Why 'Data Scientist' Will Continue To Be 'the Sexiest Job Of the 21st Century'
As technology evolves, the exact skills and nature of jobs in data science will probably vary
The world today is powered by data. Whether you are innovating for the future or working to improve the decision-making process, data lies at the heart of it all. With rapid digitalization, the volume of global data is ballooning rapidly. Estimates suggest that the total amount of data created, captured, copied, and consumed in the world is likely to touch 149 zettabytes by 2024, compared to just the two zettabytes generated in 2010.
Industries across the board have come to rely on data-driven insights as a way to guide their business strategy and execute day-to-day operations. Advertisers use data to decide where to invest their marketing dollars. Product designers use data-driven insights to come up with new products that are aligned with customer expectations. Data also forms the backbone of the financial services industry. In healthcare, data visualization and healthcare are helping to substantially improve patient outcomes without adding to the workload of physicians.
Not surprising then that data-related job roles and opportunities have mushroomed across the globe. Even Harvard Business Review calls the role of a data scientist as “the sexiest job of the 21st century”.
Data scientists manage, mine, and clean unstructured data and prepare it for practical use. The data is then used to deliver results that impact business outcomes.
However, as the demand increases and the landscape evolves, there is a growing gap between the needs of organizations and the abilities of job candidates to fulfill those needs. Some recent studies show that there are currently close to 100,000 vacant data science jobs in India in 2020.
Upskilling to ride on the data science boom
There is plenty of discussion out there on the astronomically high salaries that data scientists command. But before jumping onto the bandwagon, it is important to evaluate your skills and strengths, and understand if they match the needs of these roles. While data scientists could hold undergraduate degrees in a variety of disciplines—be it engineering, computer science, statistics or even liberal arts—these alone might not be enough to be successful in this field.
While demand for data science talent is through the roof, there are not enough skilled professionals available to take on those roles. One primary reason for this is the lack of clarity on the skills required for different roles within the field of data science. Most companies look for individuals possessing certain specialized skill sets rather than the ‘jacks-of-all-trades’. In order to prepare for the best opportunities and avoid getting tagged as a ‘generalist’, one needs to first appreciate the nuances that make these different roles unique. For instance, how is a data scientist different from a data engineer or a data analyst? Contrary to popular perception, these roles are not interchangeable.

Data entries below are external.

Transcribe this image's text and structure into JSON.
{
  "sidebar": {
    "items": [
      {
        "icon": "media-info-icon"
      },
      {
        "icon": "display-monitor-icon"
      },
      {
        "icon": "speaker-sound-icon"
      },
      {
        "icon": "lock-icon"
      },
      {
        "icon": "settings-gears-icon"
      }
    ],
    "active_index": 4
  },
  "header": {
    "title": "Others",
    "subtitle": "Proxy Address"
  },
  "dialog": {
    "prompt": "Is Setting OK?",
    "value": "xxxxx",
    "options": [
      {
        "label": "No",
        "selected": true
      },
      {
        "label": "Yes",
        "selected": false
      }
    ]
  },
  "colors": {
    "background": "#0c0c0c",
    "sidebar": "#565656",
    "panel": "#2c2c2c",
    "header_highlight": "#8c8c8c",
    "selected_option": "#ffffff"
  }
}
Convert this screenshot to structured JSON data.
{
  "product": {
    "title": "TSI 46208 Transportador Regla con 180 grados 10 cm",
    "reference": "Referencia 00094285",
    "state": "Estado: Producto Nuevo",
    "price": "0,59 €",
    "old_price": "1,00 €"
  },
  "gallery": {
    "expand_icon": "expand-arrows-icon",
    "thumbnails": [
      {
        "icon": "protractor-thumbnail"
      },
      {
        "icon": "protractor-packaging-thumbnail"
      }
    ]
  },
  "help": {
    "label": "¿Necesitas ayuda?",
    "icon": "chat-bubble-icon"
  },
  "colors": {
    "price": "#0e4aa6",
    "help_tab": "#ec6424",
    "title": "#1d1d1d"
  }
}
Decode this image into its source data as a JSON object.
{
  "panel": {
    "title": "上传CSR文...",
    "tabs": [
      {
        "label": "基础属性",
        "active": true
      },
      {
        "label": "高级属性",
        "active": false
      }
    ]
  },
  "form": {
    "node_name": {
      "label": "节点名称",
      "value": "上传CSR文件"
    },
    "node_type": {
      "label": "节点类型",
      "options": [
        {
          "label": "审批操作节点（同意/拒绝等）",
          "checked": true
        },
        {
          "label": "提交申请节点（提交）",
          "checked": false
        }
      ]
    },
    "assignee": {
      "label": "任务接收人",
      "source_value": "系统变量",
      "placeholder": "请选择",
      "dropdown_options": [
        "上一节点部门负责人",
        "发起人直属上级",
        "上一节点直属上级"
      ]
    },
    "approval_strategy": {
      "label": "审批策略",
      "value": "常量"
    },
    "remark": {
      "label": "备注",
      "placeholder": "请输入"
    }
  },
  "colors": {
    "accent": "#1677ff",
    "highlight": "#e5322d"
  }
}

For instance, a data scientist is one who employs advanced data techniques such as clustering, neural networks, decision trees to help derive business insights. Apart from the requisite coding skills, data scientists typically need to be adept at programming languages such as Java, Python, SQL, R, and SAS. In addition, they require working knowledge of Big Data frameworks such as Hadoop, Spark, and Pig. Data scientists also need to be familiar with new technologies such as deep learning, machine learning, etc.
As technology evolves, the exact skills and nature of jobs in data science will probably vary. However as the volume of data continues to grow exponentially, industries will increasingly rely on professionals who are well-equipped to manage the data and deliver useful insights that guide business strategy and operations. Data science is here to stay for the foreseeable future as a top career domain, and professionals with the most updated and relevant skill sets will continue to be in demand.